The young male black bear known as BB-12 was quite the adventurous traveler during the three months he was tracked by the National Park Service before he was found dead last Thursday.

Where didn’t he go? He crossed the 101 and 118 freeways and once audaciously traversed Highway 23 north of the Tierra Rejada Road exit in broad daylight. He made at least two late-night jaunts to beaches near Malibu. He wandered the sand near Leo Carillo Beach and hit Pt. Mugu on another outing. Each time, he left telltale paw tracks that were discovered by early-morning beachgoers. (And his GPS collar confirmed he was near Pacific Coast Highway.)

He ventured into two counties (L.A. and Ventura) and through three mountain ranges — the Santa Monicas, the Simi Hills and the Santa Susanas. He was an adept crosser of high-traffic freeways — until he wasn’t. He was attempting to cross the 101 Freeway at the top of the Conejo Grade between Newbury Park and Camarillo, apparently on his way back to the Santa Monica Mountains, when he was struck by a vehicle.

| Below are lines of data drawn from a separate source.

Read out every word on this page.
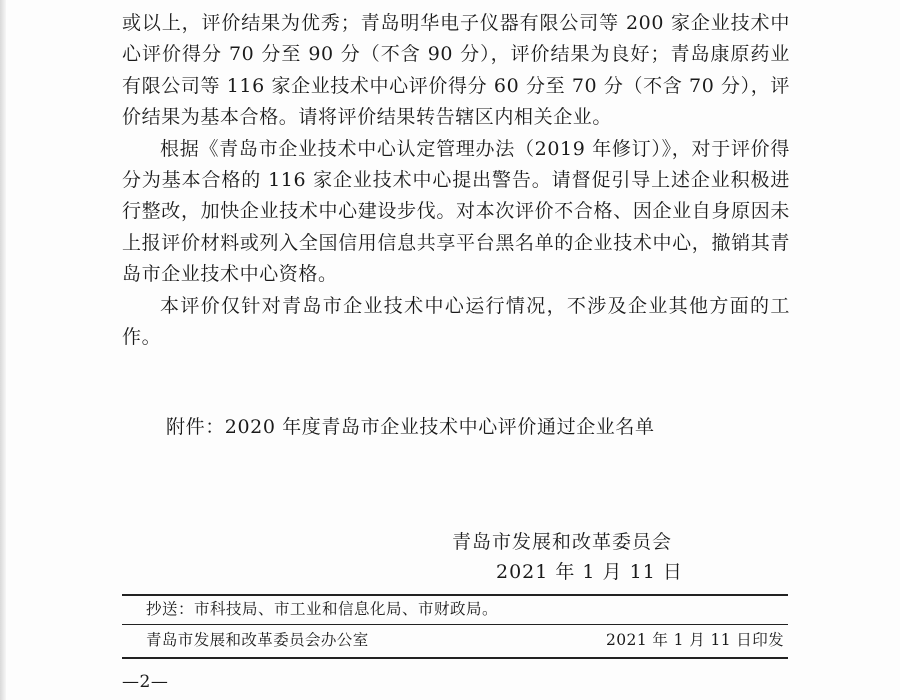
或以上，评价结果为优秀；青岛明华电子仪器有限公司等 200 家企业技术中心评价得分 70 分至 90 分（不含 90 分），评价结果为良好；青岛康原药业有限公司等 116 家企业技术中心评价得分 60 分至 70 分（不含 70 分），评价结果为基本合格。请将评价结果转告辖区内相关企业。

根据《青岛市企业技术中心认定管理办法（2019 年修订）》，对于评价得分为基本合格的 116 家企业技术中心提出警告。请督促引导上述企业积极进行整改，加快企业技术中心建设步伐。对本次评价不合格、因企业自身原因未上报评价材料或列入全国信用信息共享平台黑名单的企业技术中心，撤销其青岛市企业技术中心资格。

本评价仅针对青岛市企业技术中心运行情况，不涉及企业其他方面的工作。

附件：2020 年度青岛市企业技术中心评价通过企业名单
青岛市发展和改革委员会
2021 年 1 月 11 日
抄送：市科技局、市工业和信息化局、市财政局。
青岛市发展和改革委员会办公室	2021 年 1 月 11 日印发
—2—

Scientists are pretty sure the first time they ever glimpsed him, he was strolling down a street in Newbury Park. Two years later, they would track him to the western edge of the Santa Monica Mountains and collar him. Estimated to be 3 or 4 years old, he was thought by park service officials to be the only black bear living in the Santa Monica Mountains. A female, BB-11, is being tracked in the Santa Susanas, where there is a breeding population of black bears.

BB-12’s short life could have a long legacy. His excursions gave scientists more data on how animals are moving in search of habitat. Later this year, the National Park Service and several other local and state agencies will begin a study on how animals travel (or attempt to travel) in the area of the Conejo Grade — where this young male bear was killed.

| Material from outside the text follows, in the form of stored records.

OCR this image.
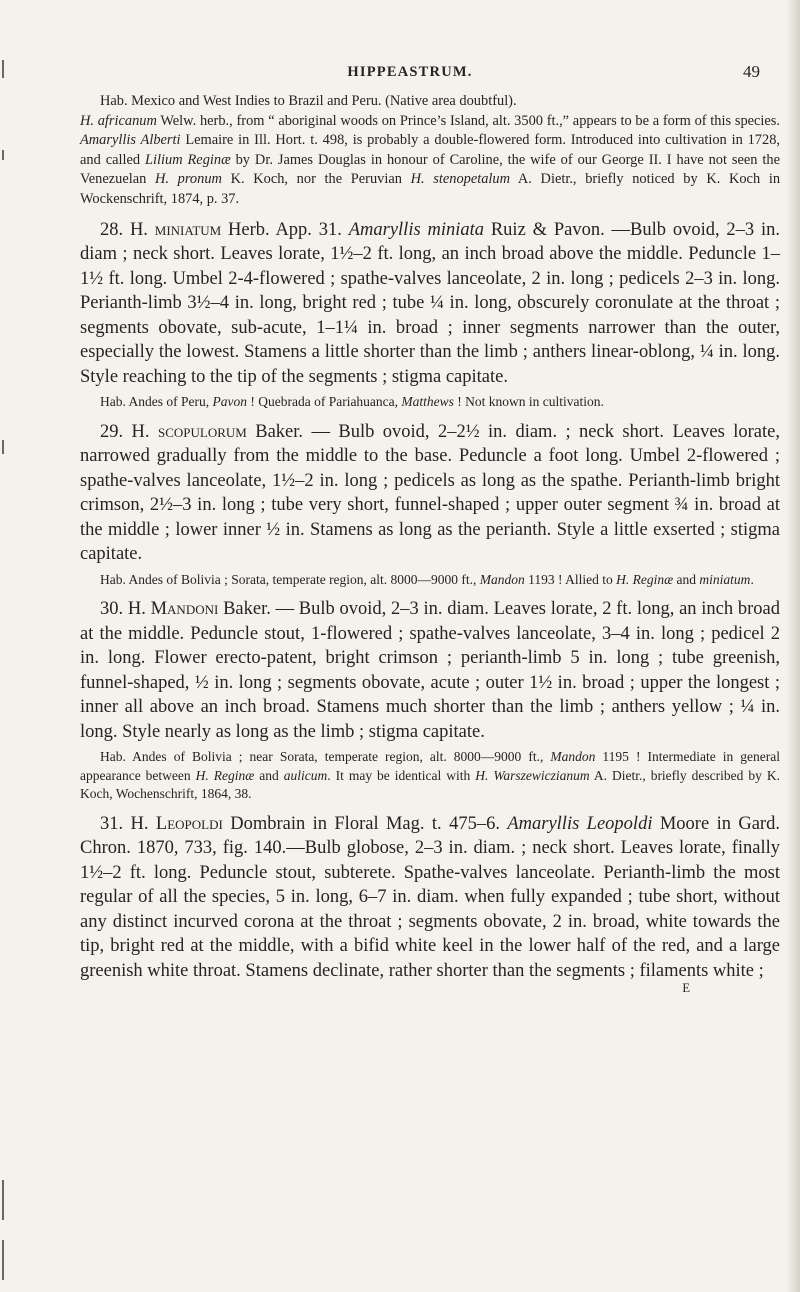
HIPPEASTRUM.	49

Hab. Mexico and West Indies to Brazil and Peru. (Native area doubtful).
H. africanum Welw. herb., from “ aboriginal woods on Prince’s Island, alt. 3500 ft.,” appears to be a form of this species. Amaryllis Alberti Lemaire in Ill. Hort. t. 498, is probably a double-flowered form. Introduced into cultivation in 1728, and called Lilium Reginæ by Dr. James Douglas in honour of Caroline, the wife of our George II. I have not seen the Venezuelan H. pronum K. Koch, nor the Peruvian H. stenopetalum A. Dietr., briefly noticed by K. Koch in Wockenschrift, 1874, p. 37.

28. H. miniatum Herb. App. 31. Amaryllis miniata Ruiz & Pavon. —Bulb ovoid, 2–3 in. diam ; neck short. Leaves lorate, 1½–2 ft. long, an inch broad above the middle. Peduncle 1–1½ ft. long. Umbel 2-4-flowered ; spathe-valves lanceolate, 2 in. long ; pedicels 2–3 in. long. Perianth-limb 3½–4 in. long, bright red ; tube ¼ in. long, obscurely coronulate at the throat ; segments obovate, sub-acute, 1–1¼ in. broad ; inner segments narrower than the outer, especially the lowest. Stamens a little shorter than the limb ; anthers linear-oblong, ¼ in. long. Style reaching to the tip of the segments ; stigma capitate.

Hab. Andes of Peru, Pavon ! Quebrada of Pariahuanca, Matthews ! Not known in cultivation.

29. H. scopulorum Baker. — Bulb ovoid, 2–2½ in. diam. ; neck short. Leaves lorate, narrowed gradually from the middle to the base. Peduncle a foot long. Umbel 2-flowered ; spathe-valves lanceolate, 1½–2 in. long ; pedicels as long as the spathe. Perianth-limb bright crimson, 2½–3 in. long ; tube very short, funnel-shaped ; upper outer segment ¾ in. broad at the middle ; lower inner ½ in. Stamens as long as the perianth. Style a little exserted ; stigma capitate.

Hab. Andes of Bolivia ; Sorata, temperate region, alt. 8000—9000 ft., Mandon 1193 ! Allied to H. Reginæ and miniatum.

30. H. Mandoni Baker. — Bulb ovoid, 2–3 in. diam. Leaves lorate, 2 ft. long, an inch broad at the middle. Peduncle stout, 1-flowered ; spathe-valves lanceolate, 3–4 in. long ; pedicel 2 in. long. Flower erecto-patent, bright crimson ; perianth-limb 5 in. long ; tube greenish, funnel-shaped, ½ in. long ; segments obovate, acute ; outer 1½ in. broad ; upper the longest ; inner all above an inch broad. Stamens much shorter than the limb ; anthers yellow ; ¼ in. long. Style nearly as long as the limb ; stigma capitate.

Hab. Andes of Bolivia ; near Sorata, temperate region, alt. 8000—9000 ft., Mandon 1195 ! Intermediate in general appearance between H. Reginæ and aulicum. It may be identical with H. Warszewiczianum A. Dietr., briefly described by K. Koch, Wochenschrift, 1864, 38.

31. H. Leopoldi Dombrain in Floral Mag. t. 475–6. Amaryllis Leopoldi Moore in Gard. Chron. 1870, 733, fig. 140.—Bulb globose, 2–3 in. diam. ; neck short. Leaves lorate, finally 1½–2 ft. long. Peduncle stout, subterete. Spathe-valves lanceolate. Perianth-limb the most regular of all the species, 5 in. long, 6–7 in. diam. when fully expanded ; tube short, without any distinct incurved corona at the throat ; segments obovate, 2 in. broad, white towards the tip, bright red at the middle, with a bifid white keel in the lower half of the red, and a large greenish white throat. Stamens declinate, rather shorter than the segments ; filaments white ;

E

Tracking the many crossings of BB-12 in the last three months will help scientists find the points of connectivity from one habitat to another. These are the places where various wild animals risk their lives crossing busy roads.

For bears, mountain lions and all manner of wildlife, highways and roads with high-speed traffic are treacherous dividers between swaths of habitat necessary for mating and territory. Years of observing how animals repeatedly crossed the 101 at Liberty Canyon — or approached the freeway, thought better of it and turned away — led to the state-of-the-art wildlife corridor under construction there. The Wallis Annenberg Wildlife Crossing is scheduled to be completed in 2025.

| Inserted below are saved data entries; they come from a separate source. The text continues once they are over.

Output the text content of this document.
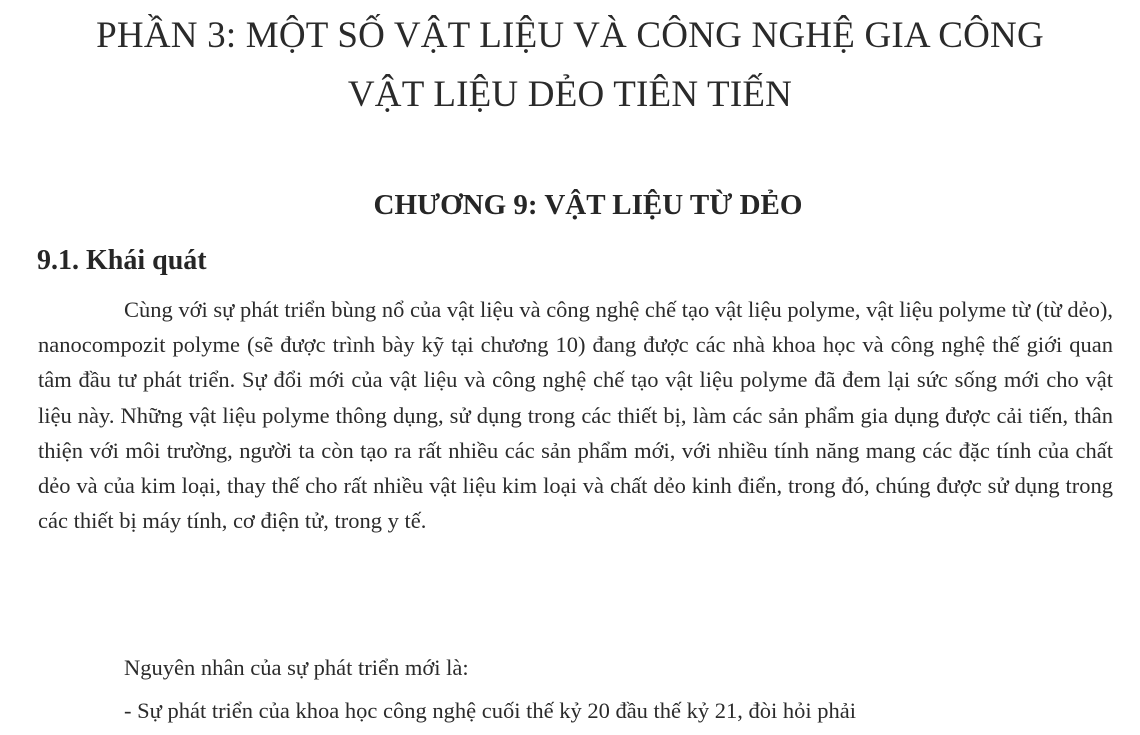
PHẦN 3: MỘT SỐ VẬT LIỆU VÀ CÔNG NGHỆ GIA CÔNG
VẬT LIỆU DẺO TIÊN TIẾN
CHƯƠNG 9: VẬT LIỆU TỪ DẺO
9.1. Khái quát

Cùng với sự phát triển bùng nổ của vật liệu và công nghệ chế tạo vật liệu polyme, vật liệu polyme từ (từ dẻo), nanocompozit polyme (sẽ được trình bày kỹ tại chương 10) đang được các nhà khoa học và công nghệ thế giới quan tâm đầu tư phát triển. Sự đổi mới của vật liệu và công nghệ chế tạo vật liệu polyme đã đem lại sức sống mới cho vật liệu này. Những vật liệu polyme thông dụng, sử dụng trong các thiết bị, làm các sản phẩm gia dụng được cải tiến, thân thiện với môi trường, người ta còn tạo ra rất nhiều các sản phẩm mới, với nhiều tính năng mang các đặc tính của chất dẻo và của kim loại, thay thế cho rất nhiều vật liệu kim loại và chất dẻo kinh điển, trong đó, chúng được sử dụng trong các thiết bị máy tính, cơ điện tử, trong y tế.

Nguyên nhân của sự phát triển mới là:

- Sự phát triển của khoa học công nghệ cuối thế kỷ 20 đầu thế kỷ 21, đòi hỏi phải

There are more safe-crossing efforts afoot. A law passed last year will create a list of areas crucial for wildlife movement and require that any new state transportation projects in those areas mitigate their impact on wild animals.

The more scientists can offer wild animals a safe passageway from one habitat to another, the more they can avoid our vehicles. That’s something we want so they can thrive and we can marvel at their coexistence with us.